114 years, reads one.
116 years, reads a second.
119 years, reads a third.
Mrs. Flowers bends to scratch the ears of the dog at her feet. All the while she watches Konstance. “Now you know the Argos’s velocity, the distance it needs to travel, and the expected lifespan of a traveler under these conditions. Last question. How long will our journey take?”
Konstance stares at the desk.
“Use the Library, dear.” Again Mrs. Flowers taps the slot with one fingernail. Konstance writes the question on a sheet of paper and drops it in the slot, and as soon as it vanishes a single slip of paper emerges high in the barrel vault, drifting down, seesawing back and forth like a feather, and lands in front of her.
“216,078 Earth days.”
Mrs. Flowers watches her, and Konstance gazes down the length of the vast atrium to where the shelves and ladders converge in the distance, and a glimmer of understanding rises, then sinks away again.
“How many years is that, Konstance?”
She looks up. A flock of digital birds passes above the barrel vault, and below that a hundred books and scrolls and documents crisscross the air at a hundred different altitudes, and she can feel the attention of others in the Library on her. She writes 216,078 Earth days in years? and puts the paper in and a fresh slip flutters down.
592.
The pattern of woodgrain on the surface of the desk is churning now, or appears to be, and the marble floor tiles are swirling too, and something roils in her gut.
It takes everyone together,
Everyone together…
Five hundred and ninety-two years.
“We’ll never—?”
“That’s right, child. We know that Beta Oph2 has an atmosphere like Earth’s, that it has liquid water like Earth does, that it probably has forests of some type. But we will never see them. None of us will. We are the bridge generations, the intermediaries, the ones who do the work so that our descendants will be ready.”
Konstance presses her palms to the desk; she feels as though she might black out.
“The truth is a great deal to absorb, I know. That’s why we wait to bring children to the Library. Until you are mature enough.”

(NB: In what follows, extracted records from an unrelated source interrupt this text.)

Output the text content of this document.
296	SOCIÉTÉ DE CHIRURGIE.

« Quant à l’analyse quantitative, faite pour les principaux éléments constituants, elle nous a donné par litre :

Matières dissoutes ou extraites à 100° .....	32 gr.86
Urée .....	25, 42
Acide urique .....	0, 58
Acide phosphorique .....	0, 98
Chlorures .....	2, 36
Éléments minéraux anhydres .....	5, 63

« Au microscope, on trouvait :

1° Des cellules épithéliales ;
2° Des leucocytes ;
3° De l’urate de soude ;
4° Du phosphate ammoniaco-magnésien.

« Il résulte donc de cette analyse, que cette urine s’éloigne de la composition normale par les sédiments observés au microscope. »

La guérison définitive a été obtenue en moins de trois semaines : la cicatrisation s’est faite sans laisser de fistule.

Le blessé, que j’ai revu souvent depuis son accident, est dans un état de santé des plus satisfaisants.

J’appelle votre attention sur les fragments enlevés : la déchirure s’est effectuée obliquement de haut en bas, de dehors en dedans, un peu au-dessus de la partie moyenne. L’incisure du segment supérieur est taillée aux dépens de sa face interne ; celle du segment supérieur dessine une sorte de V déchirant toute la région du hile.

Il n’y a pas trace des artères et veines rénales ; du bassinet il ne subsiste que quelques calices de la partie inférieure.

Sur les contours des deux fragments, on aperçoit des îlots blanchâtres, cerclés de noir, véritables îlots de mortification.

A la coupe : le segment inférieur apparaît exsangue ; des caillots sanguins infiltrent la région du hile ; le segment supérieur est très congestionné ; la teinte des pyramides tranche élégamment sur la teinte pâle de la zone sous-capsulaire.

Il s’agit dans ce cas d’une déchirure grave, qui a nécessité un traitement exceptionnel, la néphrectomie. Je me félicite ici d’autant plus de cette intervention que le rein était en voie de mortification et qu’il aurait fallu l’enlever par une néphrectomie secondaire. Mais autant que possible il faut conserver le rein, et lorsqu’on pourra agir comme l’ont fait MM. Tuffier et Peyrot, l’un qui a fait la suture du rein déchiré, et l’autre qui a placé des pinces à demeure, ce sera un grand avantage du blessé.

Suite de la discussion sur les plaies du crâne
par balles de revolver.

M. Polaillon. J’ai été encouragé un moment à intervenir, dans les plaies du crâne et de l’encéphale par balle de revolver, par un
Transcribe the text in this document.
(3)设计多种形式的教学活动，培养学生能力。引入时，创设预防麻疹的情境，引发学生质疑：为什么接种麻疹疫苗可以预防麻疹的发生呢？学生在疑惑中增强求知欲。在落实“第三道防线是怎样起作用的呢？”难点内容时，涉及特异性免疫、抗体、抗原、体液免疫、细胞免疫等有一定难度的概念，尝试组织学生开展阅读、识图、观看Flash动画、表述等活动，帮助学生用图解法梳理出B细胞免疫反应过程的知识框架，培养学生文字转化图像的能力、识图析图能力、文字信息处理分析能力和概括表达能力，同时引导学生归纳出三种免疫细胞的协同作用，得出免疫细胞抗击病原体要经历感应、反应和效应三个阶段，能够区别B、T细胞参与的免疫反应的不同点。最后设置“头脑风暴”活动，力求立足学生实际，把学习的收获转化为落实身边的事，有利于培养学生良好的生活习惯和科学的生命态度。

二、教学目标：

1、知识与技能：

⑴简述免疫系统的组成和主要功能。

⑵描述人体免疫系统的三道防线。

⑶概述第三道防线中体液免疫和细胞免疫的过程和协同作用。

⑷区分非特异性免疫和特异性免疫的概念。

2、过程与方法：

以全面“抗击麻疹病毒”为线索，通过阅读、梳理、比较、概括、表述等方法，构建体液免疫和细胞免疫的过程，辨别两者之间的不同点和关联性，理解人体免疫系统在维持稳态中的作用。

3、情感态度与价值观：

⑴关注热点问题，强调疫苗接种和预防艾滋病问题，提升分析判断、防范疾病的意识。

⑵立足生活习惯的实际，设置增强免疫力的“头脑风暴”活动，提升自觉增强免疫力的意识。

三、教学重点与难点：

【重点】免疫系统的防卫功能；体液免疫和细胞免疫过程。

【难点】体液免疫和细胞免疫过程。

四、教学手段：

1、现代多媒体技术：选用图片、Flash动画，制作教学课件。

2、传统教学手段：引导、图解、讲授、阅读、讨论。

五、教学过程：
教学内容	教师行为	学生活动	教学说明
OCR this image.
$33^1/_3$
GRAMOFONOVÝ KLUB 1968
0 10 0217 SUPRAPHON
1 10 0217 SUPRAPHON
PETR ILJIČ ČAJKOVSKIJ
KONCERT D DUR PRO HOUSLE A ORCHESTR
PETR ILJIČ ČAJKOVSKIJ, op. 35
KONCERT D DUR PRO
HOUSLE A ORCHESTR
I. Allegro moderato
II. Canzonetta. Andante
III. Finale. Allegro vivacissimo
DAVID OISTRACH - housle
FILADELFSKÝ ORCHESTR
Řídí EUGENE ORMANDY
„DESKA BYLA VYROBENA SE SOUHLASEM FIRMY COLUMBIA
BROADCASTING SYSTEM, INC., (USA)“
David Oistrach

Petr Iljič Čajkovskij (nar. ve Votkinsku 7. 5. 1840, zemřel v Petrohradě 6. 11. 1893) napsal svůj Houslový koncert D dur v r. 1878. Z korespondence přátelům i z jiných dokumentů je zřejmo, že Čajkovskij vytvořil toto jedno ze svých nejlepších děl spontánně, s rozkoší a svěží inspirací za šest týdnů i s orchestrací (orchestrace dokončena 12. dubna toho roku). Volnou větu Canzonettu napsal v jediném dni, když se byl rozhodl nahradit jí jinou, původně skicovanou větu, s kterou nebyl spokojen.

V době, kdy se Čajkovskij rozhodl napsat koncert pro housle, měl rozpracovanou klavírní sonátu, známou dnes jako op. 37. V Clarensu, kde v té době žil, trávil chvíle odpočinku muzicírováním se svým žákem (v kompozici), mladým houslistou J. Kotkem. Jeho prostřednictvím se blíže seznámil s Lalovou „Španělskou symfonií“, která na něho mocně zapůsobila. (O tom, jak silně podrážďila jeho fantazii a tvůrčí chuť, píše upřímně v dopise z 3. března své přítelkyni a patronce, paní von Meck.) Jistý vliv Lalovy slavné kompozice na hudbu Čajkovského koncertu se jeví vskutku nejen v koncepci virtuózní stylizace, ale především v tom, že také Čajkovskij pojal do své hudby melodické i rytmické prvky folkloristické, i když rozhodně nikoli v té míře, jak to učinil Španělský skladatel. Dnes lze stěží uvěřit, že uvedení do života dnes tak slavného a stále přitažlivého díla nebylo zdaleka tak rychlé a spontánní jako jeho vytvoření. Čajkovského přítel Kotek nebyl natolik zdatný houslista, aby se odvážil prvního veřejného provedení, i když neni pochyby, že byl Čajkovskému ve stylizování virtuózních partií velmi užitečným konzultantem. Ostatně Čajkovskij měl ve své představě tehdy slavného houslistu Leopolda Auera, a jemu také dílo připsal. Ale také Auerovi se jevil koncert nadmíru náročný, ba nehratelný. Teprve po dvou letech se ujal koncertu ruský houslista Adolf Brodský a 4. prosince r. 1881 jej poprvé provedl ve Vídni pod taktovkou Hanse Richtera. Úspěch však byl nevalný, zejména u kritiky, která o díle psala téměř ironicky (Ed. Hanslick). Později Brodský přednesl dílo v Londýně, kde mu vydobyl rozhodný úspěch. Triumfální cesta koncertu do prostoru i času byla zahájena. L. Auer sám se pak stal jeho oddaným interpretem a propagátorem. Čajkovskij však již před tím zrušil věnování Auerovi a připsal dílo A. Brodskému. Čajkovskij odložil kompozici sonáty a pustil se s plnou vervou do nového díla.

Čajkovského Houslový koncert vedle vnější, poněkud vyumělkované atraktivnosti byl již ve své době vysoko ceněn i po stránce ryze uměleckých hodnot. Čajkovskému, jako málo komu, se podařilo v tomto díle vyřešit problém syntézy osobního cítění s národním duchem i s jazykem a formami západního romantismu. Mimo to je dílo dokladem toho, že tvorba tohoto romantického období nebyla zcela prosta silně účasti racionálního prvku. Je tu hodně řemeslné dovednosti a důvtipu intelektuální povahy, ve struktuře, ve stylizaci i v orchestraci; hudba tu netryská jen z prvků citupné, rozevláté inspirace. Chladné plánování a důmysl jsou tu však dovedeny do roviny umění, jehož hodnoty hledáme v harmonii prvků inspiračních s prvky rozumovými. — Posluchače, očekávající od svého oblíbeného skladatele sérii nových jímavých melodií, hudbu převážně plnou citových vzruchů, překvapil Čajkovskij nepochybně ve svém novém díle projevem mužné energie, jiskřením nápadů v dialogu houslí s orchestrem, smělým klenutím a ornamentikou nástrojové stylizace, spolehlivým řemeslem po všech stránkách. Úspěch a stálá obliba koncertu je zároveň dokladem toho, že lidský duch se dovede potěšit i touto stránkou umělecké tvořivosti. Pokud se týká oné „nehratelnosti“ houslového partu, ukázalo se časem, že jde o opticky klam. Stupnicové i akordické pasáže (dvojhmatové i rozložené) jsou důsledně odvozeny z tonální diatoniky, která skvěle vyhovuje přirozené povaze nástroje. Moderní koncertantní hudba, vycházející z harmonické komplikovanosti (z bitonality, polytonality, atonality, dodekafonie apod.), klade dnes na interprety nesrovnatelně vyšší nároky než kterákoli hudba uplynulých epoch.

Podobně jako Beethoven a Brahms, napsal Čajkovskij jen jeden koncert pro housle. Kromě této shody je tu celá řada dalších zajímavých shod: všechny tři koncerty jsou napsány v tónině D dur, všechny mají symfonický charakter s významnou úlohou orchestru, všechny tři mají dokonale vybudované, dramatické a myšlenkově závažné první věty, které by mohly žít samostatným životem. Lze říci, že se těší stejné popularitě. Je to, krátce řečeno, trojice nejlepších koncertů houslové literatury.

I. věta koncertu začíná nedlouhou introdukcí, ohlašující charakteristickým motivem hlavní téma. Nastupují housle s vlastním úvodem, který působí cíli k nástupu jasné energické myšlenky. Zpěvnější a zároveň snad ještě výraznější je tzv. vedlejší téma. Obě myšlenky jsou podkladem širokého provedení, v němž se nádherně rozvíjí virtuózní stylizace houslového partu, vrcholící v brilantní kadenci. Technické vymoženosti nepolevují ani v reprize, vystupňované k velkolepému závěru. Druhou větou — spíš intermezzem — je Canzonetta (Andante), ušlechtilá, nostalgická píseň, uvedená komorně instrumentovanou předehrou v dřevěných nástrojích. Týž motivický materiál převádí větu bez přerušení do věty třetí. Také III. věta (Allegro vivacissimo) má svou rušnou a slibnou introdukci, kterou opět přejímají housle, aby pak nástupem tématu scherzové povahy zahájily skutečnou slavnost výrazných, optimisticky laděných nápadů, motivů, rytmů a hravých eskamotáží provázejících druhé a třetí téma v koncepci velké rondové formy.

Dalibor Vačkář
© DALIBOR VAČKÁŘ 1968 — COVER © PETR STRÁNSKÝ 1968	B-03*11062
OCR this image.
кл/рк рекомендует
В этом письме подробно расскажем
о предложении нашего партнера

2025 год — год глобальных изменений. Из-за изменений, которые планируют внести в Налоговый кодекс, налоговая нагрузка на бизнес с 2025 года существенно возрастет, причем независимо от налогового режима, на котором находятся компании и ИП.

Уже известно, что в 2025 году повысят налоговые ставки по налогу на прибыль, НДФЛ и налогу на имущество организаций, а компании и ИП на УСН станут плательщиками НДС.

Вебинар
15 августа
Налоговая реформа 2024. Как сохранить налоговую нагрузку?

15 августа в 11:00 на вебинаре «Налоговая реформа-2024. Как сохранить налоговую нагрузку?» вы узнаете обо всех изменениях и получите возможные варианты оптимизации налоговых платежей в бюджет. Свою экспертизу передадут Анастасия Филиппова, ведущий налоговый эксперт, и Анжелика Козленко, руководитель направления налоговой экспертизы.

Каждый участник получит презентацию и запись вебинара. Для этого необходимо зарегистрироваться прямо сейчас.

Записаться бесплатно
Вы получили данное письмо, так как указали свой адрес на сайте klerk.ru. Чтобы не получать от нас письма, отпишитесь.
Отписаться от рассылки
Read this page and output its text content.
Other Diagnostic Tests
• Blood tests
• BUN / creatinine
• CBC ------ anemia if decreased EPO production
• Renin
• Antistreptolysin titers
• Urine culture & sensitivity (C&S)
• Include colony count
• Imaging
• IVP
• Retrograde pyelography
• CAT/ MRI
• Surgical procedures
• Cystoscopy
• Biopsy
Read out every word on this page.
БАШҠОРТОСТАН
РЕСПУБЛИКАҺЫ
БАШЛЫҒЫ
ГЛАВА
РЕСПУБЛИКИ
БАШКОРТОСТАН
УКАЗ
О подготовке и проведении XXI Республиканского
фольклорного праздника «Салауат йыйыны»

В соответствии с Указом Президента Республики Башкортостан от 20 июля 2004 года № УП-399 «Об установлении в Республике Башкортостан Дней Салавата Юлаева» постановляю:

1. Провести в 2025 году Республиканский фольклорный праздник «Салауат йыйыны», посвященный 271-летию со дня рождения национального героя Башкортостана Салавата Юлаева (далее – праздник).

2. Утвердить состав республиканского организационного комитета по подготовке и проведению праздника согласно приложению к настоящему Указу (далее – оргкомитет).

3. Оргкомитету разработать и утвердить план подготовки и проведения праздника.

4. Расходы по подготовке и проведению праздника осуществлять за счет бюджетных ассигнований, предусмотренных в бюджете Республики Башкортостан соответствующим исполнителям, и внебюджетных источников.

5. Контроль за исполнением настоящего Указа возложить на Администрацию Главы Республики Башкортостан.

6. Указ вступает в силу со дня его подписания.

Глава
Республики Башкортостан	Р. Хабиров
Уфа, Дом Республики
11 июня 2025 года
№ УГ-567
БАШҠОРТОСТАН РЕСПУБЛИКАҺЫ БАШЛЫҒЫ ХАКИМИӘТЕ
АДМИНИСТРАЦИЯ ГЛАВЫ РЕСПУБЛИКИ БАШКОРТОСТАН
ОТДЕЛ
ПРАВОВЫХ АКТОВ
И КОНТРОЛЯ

Mrs. Flowers lifts a slip of paper from the box and writes something. “Come, I want to show you one more thing.” She tucks the paper into the slot and a tattered book, as wide and as tall as the entrance to Compartment 17, lurches off a second-floor shelf, gives a few inelegant flaps, and lands open in front of them. Its pages are profoundly black, as though a doorway has been opened on the rim of a bottomless pit.
“The Atlas,” says Mrs. Flowers, “is a bit dated, I’m afraid. I introduce it to all the children on their Library Day, but after that they tend to prefer slicker, more immersive things. Go on.”
Konstance pokes a finger into the page, pulls it back. Then a foot. Mrs. Flowers takes her hand and Konstance shuts her eyes and braces herself and they step through together.
They don’t fall: they hang suspended in the black. In all directions, pinpricks of light perforate the dark. Over Konstance’s shoulder floats the frame of the Atlas, a lit rectangle through which she can still glimpse shelves back inside the Library.
“Sybil,” says Mrs. Flowers, “take us to Istanbul.”
In the blackness far below a speck enlarges into a dot, then a blue-green sphere, growing larger; one blue hemisphere, aswirl with vapor, rotates through sunlight, while the other passes through an ultramarine darkness, latticed with electric light. “Is that—?” Konstance asks, but now they are dropping feet-first toward the sphere, or else it’s hurtling toward them: it pivots, grows enormous, fills her entire field of vision. She holds her breath as a peninsula expands beneath them—jade-green mottled with beiges and reds, the richness of color overloading her eyes; what rushes toward her is more lavish, more complex, and more intricate than anything she has ever imagined or thought to imagine, a billion Farm 4s all in one place, and now she and Mrs. Flowers are falling through air that is somehow both transparent and aglow, descending over a dense circuitry of roads and rooftops, and finally her feet touch the Earth.
They’re in an empty lot. The sky is jewel blue and cloudless. Huge white stones lie among weeds like the lost molars of giants. Off to their left, undulating alongside a crowded road for as far as she can see in both directions, runs a massive and derelict stone wall, tufted everywhere with grasses and punctuated every fifty meters or so by a broad, time-battered tower.
Konstance feels as though every neuron inside her head has been set on fire. They said Earth was a ruin.